What the US Government is doing:

  • Banning short selling (till Oct 2).

    The Securities and Exchange Commission, acting in concert with the U.K. Financial Services Authority, today took temporary emergency action to prohibit short selling in financial companies to protect the integrity and quality of the securities market and strengthen investor confidence. The U.K. FSA took similar action yesterday.

    The Commission’s action will apply to the securities of 799 financial companies. The action is immediately effective.

    Under normal market conditions, short selling contributes to price efficiency and adds liquidity to the markets.
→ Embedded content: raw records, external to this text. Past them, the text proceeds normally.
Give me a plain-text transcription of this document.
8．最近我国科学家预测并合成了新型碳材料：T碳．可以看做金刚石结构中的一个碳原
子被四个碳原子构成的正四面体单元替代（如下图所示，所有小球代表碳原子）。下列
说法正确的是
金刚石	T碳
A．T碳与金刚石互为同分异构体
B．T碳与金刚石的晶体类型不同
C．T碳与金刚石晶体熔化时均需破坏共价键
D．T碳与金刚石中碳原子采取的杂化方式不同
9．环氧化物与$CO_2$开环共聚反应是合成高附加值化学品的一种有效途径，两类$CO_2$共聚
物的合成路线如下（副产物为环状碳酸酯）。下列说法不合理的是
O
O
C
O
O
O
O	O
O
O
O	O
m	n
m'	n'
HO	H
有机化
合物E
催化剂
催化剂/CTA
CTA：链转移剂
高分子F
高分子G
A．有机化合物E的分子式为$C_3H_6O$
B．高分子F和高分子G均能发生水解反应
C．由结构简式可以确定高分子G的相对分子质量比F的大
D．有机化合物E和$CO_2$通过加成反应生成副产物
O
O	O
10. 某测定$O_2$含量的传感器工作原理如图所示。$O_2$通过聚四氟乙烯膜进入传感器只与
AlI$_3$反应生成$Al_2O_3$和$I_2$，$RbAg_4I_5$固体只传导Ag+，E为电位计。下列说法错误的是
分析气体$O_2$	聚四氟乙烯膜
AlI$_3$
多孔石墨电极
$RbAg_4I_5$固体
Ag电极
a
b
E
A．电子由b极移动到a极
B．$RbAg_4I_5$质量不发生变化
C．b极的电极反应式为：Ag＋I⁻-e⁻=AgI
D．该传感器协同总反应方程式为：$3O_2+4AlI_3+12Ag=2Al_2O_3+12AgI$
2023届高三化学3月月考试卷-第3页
At present, it appears that unbridled short selling is contributing to the recent, sudden price declines in the securities of financial institutions unrelated to true price valuation. Financial institutions are particularly vulnerable to this crisis of confidence and panic selling because they depend on the confidence of their trading counterparties in the conduct of their core business.

    This is really nice, huh? So the price of Lehman brothers should have stayed up right until the second they declared bankruptcy. (They never ever declared bankruptcy because of their stock prices, pls to note). Also with Bear. Oh yes, and Freddie and Fannie were fantastic companies to invest, even at $15 a share, until the US government diluted them 80% and the price ended up at, let’s see, 25 cents or something.

What the US government is NOT doing:

  • Taking profits from Bond funds like Pimco that invested in AIG debt at 33 cents to a dollar, to then get the US government to pay them back 100 cents.
  • Disallowing CDS contracts to be higher than outstanding debt. Heck, we don’t know yet, but Lehman’s 150 billion dollar debt might have had $2 trillion CDS written on it. But the US government is “okay” with that, apparently.
  • Requiring exchanged traded derivatives. Apparently if you remove short sellers, the unbridled leveraging can continue.
  • Noting that they will somehow institute such a law to protect the people that short sold from losing money, by not allowing prices to go up more than say 5% from yesterday’s price. After all, speculation is a bad thing.
  • Taking it’s head out of its ass.

Uncle Sam has to “appear” as if he is doing something. Uncle Sam is currently married to Auntie Taxpayer, but when he’s caught cheating, he’s blaming the weather.

If you think everything above is idiotic, you might just be right.

  • px says:

    >From
    What the US government is NOT doing:

    i beg to question
    do all regulators act like this and find quick shot fixes to show they are sorting the problem

    ps this reminds me of the uti64 crises

  • Anonymous says:

    >It will be interesting to watch the reaction of short sellers who will now shift their atention from Financial Sector to other sectors where shorting ban is not applied.

    It will also be interesting to see if the US Govt. will buy Mortgages from Europe as well.

    Americans were preaching Asians in 1997/98 about “not interfering with Free Market Forces”. But when it comes to themselves they have different set of Morals. That is Western Imperialism.

  • Anonymous says:

    >It’s the Election year syndrom. Politicians believe if they NOT SEEN to be doing something, people will forget them.

  • Abhijit says:

    >Everyone Knew Hank had a bazooka.. Still they were not scared.. So finally he’d to take it out.. Still they were not scared.. He’d no choice, but to fire it now!! It killed some of them (or perhaps a lot of them).

    The biggest problem with banning short selling is – Short selling provides a cushion at the lower levels (ie. if the company is not going bankrupt!). That cushion is now taken away. Wait 2nd October and it will be business as usual (for all you know some of Hanks’ friends might have stuck at a million 1250 SnP calls expiring today).